Em um movimento estranhamente ágil, o homem conseguiu desviar de um vaso voando em sua direção, que se chocou contra o quadro na parede atrás de si. Cacos de cerâmica voando para todo canto e o retrato do antigo patriarca Ryu caindo no chão com o impacto.
Agora sim Jihoon carregava uma expressão de surpresa e alerta, porque o vaso tinha sido atirado pela própria irmã mais nova, que nunca pareceu tão furiosa.
— COMO VOCÊ CONSEGUE FALAR ISSO TUDO DE CARA LIMPA?! — Gritou Miso, tendo as lágrimas de fúria finalmente escorrendo por suas bochecas. — COMO VOCÊ TEM CORAGEM DE FAZER ISSO TUDO E NEM SENTIR CULPA?!
— Você enlouqueceu, Miso?! Que porra acha que tá fazendo?! Esse vaso custava mais de 15 milhões de wons! — Retrucou Jihoon, alheio à ocasião e preocupado com o próprio bolso, como o esperado.
— Você herda o maior legado do vovô e decide acabar com ele?! SIMPLES ASSIM?! ELE TERIA NOJO DO QUE VOCÊ TÁ FAZENDO! EU TENHO NOJO DO QUE VOCÊ ESTÁ FAZENDO! — A garota cerrava os punhos enquanto esbravejava, em uma tentativa de conter as pernas bambas que o confronto com certeza traria.
Uma risada desdenhosa ecoou pelo cômodo, vinda do homem o qual a garota dividia o sangue. O gesto só a deixou mais irritada.
— E o que você sabe de legado, hein, maninha? Você não tem porra nenhuma pra chamar de legado. Pra falar a verdade, você simplesmente não tem nada e pronto. Tudo que você tem nem é seu, então pensa bem no que você vai falar pra mim. — Miso sentiu o corpo congelar, o que Jihoon percebeu, o fazendo ajeitar sua postura de vencedor da discussão previamente. — Você tem sorte de ainda ser sustentada por mim, porque do jeito que você é inútil, não me surpreende o vovô ter deixado tudo pra mim no testamento e nada pra você. Coitadinha... Deve ter sido um baque, né? Acho que de nada vale ser paparicada pelo vovô em vida se, assim que ele morreu, não te deixou nem um saleiro.
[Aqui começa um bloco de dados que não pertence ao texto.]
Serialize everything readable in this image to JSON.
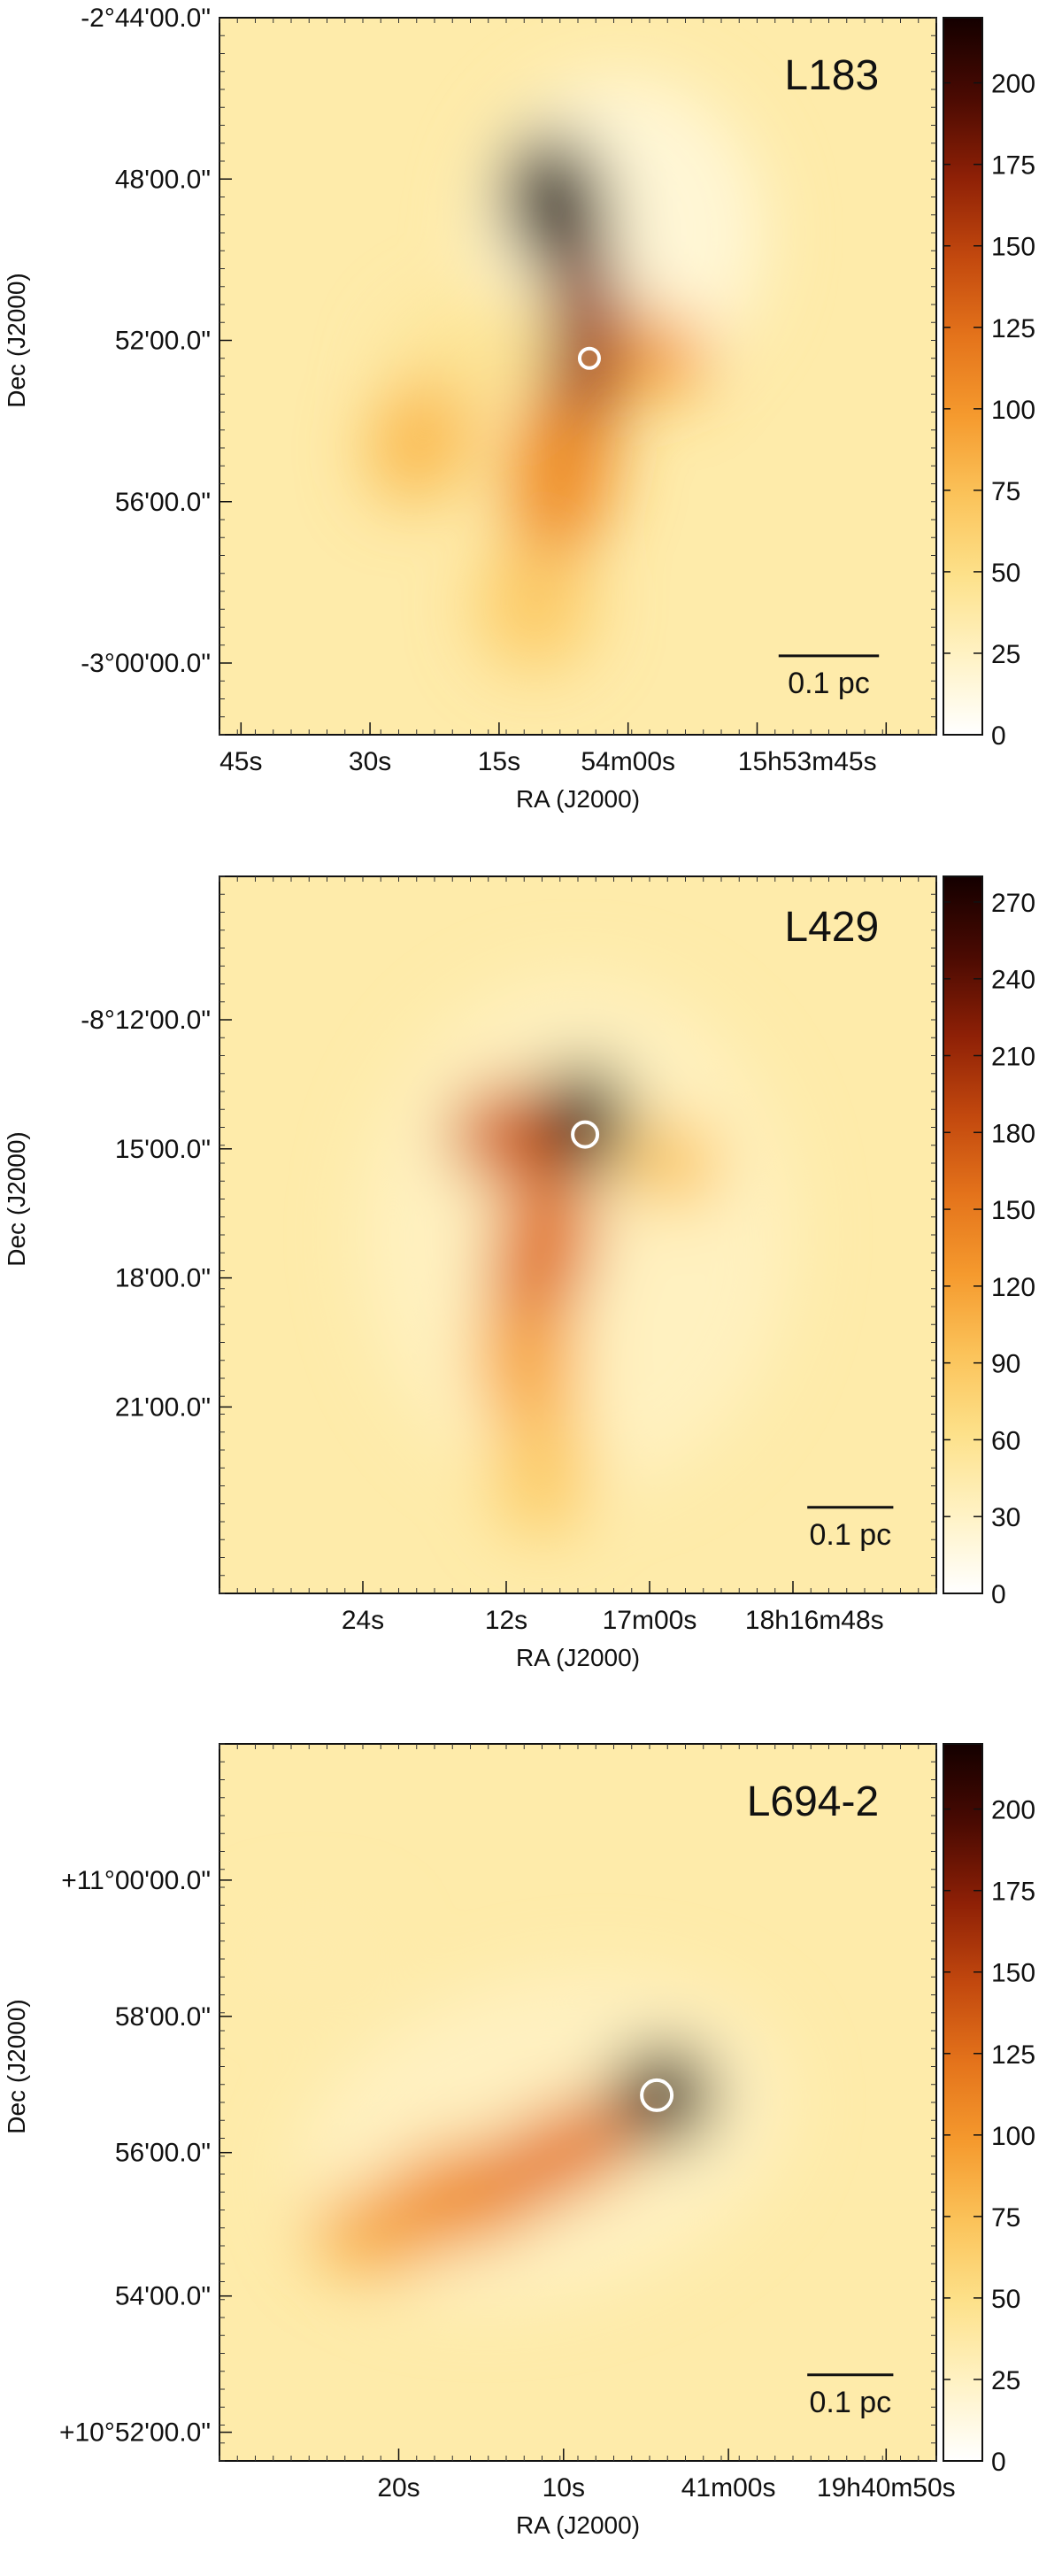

A mandíbula da garota tremia, já não sabendo mais se era raiva, de tristeza, de frustração, ou tudo misturado. Aquelas palavras a acertaram em cheio, porque, infelizmente, era o que a martelava desde o falecimento de seu avô. Óbvio que havia sido um baque, não que ela se importasse em ficar com algo do patriarca, mas era como se ela nem tivesse existido naquela família, não havia menção alguma ao seu nome no testamento.
— Você... Não sabe do que está falando... — Tentou responder, sua voz trêmula enquanto o olhar abaixava para o piso involuntariamente. Miso era péssima com discussões, principalmente com seu irmão.
— Ah, sei sim. Sei muito bem. Te conheço como a palma da minha mão, na mesma que você come, lembra? — O sorriso convencido estampava os lábios do mais velho, que caminhou em passos pesados na direção da mais nova. A destra dele levada ao rosto da menor, o puxando para cima, para encará-lo. — Você vai continuar gritando e morar na rua ou vai dar meia volta e voltar para seu lindo apartamento no Yongsan? E ai de você se eu souber que fofocou alguma coisa que ouviu nessa sala.
Ryu Miso engoliu o choro. Mais uma vez.